1. Focus on modeling and sensitivity. The overt choice was made to focus the course on modeling and sensitivity as opposed to methods. Given that these are engineering students, it is accepted truth that methods are easier to teach then modeling. The issue is that these students have been taking courses that teach them how to follow procedures for 12+ years in their math and science classes, so modeling is something different. And there are lots of people who work in the field who never really learned how to do this.

One result is that the class was more fun to teach. Because the focus was on the modeling, the concepts could be introduced with examples and the models can be built up from understanding the physical example. For some of the models, after going through the example I could discuss the historical situation that led to the model. For one quiz, I used a paragraph from a New York Times article to provide the problem the students had to model.

Response seemed reasonably positive. In particular, there was gradual recognition of what they were learning as various students started clicking as the semester went on ("I've started to think in sets!"). Others were somewhat resistant, as they were much more comfortable following algorithms. (e.g. simplex, Dijkstra's, MST) There was a general resistance to visualizing the problem through the use of diagrams. In the end, the real test is if they have developed modeling skills by next year when they do senior projects. (while they have LP, queuing, simulation, etc. senior projects tend to be process improvement projects.)


2. Software. In my preclass survey of goals, more then half of the students mentioned something about using software. The textbook uses LINDO (matrix generator) and Excel Solver. I had them learn Excel solver and GLPK. I don't think GLPK was any harder the LINDO. In particular, I think software was less important then I expected. Other then the middle portion of the course that focused on sensitivity and duality, there was not much use of the software to actually solve LPs. There was considerably more time spent on interpretation of output. I don't know if the students actually got skilled at using the software. We went through a few rounds of giving instruction, in class examples, live demonstrations of translating a formulation into a model, a YouTube video (by a business school professor demonstrating the Excel Solver) and a grad student presentation on GLPK.
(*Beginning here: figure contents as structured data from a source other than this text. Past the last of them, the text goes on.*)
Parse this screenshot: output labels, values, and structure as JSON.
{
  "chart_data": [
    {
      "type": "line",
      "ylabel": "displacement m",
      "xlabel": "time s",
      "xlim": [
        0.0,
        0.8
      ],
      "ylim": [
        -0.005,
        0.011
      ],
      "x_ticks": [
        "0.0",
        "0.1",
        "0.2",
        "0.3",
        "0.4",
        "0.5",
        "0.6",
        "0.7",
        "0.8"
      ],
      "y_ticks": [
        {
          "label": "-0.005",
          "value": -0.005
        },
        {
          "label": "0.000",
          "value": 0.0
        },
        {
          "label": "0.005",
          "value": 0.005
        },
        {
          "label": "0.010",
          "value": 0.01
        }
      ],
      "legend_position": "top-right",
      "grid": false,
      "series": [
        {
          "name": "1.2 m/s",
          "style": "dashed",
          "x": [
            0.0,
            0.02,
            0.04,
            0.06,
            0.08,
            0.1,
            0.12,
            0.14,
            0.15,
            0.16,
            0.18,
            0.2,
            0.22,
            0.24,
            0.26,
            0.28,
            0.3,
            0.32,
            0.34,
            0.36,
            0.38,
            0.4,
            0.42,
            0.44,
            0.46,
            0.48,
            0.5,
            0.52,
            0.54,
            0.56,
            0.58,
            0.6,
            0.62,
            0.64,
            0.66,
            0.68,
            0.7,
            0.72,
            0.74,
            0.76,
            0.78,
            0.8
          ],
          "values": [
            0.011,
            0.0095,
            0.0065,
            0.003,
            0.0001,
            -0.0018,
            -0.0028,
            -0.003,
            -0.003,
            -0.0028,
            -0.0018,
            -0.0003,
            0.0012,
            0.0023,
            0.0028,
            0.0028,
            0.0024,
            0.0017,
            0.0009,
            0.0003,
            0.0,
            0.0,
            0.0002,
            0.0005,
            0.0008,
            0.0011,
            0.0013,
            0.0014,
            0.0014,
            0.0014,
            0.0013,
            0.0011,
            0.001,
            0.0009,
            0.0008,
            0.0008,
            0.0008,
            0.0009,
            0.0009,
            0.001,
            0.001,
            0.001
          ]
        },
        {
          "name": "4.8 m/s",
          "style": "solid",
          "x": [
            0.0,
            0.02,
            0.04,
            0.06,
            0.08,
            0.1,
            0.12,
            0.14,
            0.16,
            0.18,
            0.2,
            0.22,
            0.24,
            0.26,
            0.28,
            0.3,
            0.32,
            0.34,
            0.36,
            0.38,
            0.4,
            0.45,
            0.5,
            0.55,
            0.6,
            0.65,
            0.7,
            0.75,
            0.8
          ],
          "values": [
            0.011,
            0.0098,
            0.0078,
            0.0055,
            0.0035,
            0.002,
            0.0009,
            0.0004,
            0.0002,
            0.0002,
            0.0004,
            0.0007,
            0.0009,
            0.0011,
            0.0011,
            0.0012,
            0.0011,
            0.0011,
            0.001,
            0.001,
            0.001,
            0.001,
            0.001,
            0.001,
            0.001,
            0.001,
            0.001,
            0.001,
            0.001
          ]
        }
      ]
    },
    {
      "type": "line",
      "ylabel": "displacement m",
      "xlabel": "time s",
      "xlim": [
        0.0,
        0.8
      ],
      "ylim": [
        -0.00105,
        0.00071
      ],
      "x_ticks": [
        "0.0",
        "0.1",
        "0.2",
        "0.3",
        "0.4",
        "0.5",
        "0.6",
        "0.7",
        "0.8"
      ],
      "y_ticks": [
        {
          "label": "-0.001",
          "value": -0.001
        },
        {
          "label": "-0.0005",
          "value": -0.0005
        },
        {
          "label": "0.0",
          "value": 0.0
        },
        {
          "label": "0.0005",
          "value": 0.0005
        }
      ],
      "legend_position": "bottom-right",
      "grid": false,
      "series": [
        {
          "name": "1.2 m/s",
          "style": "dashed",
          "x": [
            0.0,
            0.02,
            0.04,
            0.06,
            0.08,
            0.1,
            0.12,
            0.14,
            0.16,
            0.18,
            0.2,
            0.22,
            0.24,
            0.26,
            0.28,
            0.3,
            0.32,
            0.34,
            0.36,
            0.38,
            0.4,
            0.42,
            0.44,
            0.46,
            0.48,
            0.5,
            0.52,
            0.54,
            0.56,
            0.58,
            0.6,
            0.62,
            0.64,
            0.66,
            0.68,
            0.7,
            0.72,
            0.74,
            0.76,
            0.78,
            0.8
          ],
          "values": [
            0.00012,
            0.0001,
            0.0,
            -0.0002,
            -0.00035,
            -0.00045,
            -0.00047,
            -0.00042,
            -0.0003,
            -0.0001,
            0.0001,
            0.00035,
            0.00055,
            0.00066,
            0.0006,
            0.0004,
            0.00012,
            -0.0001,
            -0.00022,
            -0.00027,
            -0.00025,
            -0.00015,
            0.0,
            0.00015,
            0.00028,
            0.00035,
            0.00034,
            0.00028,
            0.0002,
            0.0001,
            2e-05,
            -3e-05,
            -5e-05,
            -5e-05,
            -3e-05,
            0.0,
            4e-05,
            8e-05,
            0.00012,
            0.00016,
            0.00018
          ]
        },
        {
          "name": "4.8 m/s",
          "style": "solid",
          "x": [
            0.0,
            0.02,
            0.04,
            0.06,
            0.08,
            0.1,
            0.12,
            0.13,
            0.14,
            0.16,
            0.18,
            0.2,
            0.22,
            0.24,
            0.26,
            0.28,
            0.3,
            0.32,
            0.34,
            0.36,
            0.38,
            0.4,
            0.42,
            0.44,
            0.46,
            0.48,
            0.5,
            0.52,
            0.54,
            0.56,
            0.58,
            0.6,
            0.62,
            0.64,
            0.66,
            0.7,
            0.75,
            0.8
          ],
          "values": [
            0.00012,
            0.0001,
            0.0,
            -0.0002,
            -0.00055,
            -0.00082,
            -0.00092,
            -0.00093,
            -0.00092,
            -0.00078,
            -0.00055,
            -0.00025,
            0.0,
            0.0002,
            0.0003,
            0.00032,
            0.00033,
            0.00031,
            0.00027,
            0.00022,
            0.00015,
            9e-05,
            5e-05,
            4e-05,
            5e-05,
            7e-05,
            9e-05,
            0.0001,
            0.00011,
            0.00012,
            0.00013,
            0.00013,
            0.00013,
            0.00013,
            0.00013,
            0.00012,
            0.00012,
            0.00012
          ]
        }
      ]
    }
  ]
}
We also found two bugs. Excel had a tendency of giving solutions that violated a constraint. The issue is that there was a default setting for the tolerance that was positive (>0) and was less then the rounding in the standard display. So the Excel solver violated constraints, even on small problems (where finding a feasible solution should not have been too much work). GLPK had a problem with bounds analysis in the Windows version of the software. It turned out that a fix to this problem was recently found and the patch developed by a senior in the Pittsburgh IE department (i.e. someone who took this class a year ago).

3. Class management. It was a 58 person class, so very large. A large portion of the course was taught semi-socratic, mostly the overview of different types of models. While this was fun as an instructor, the issue with socratic method is you go at the speed of the fastest students. Which I soon realized meant that I was loosing a big chunk of the class, even though there is a lot of repetition involved.

4. Team teaching. For the Homeland security course, this was team taught by myself and the head of a Center that was developing the certificate. There was a problem with communication. While the topics were agreed upon, we seem to have somewhat different ideas on what the use and purpose of models are. This was made worse by a lack of a communication plan between us, so when questions came up, they were not resolved. In addition, he had his students in the class do their project that was of very different character then the rest of the class (or the stated purpose of the course), which made grading and advising problematic. Before doing something like this again, I would have to have a more formal discussion on goals and purpose, as well as plan for ongoing adjustments.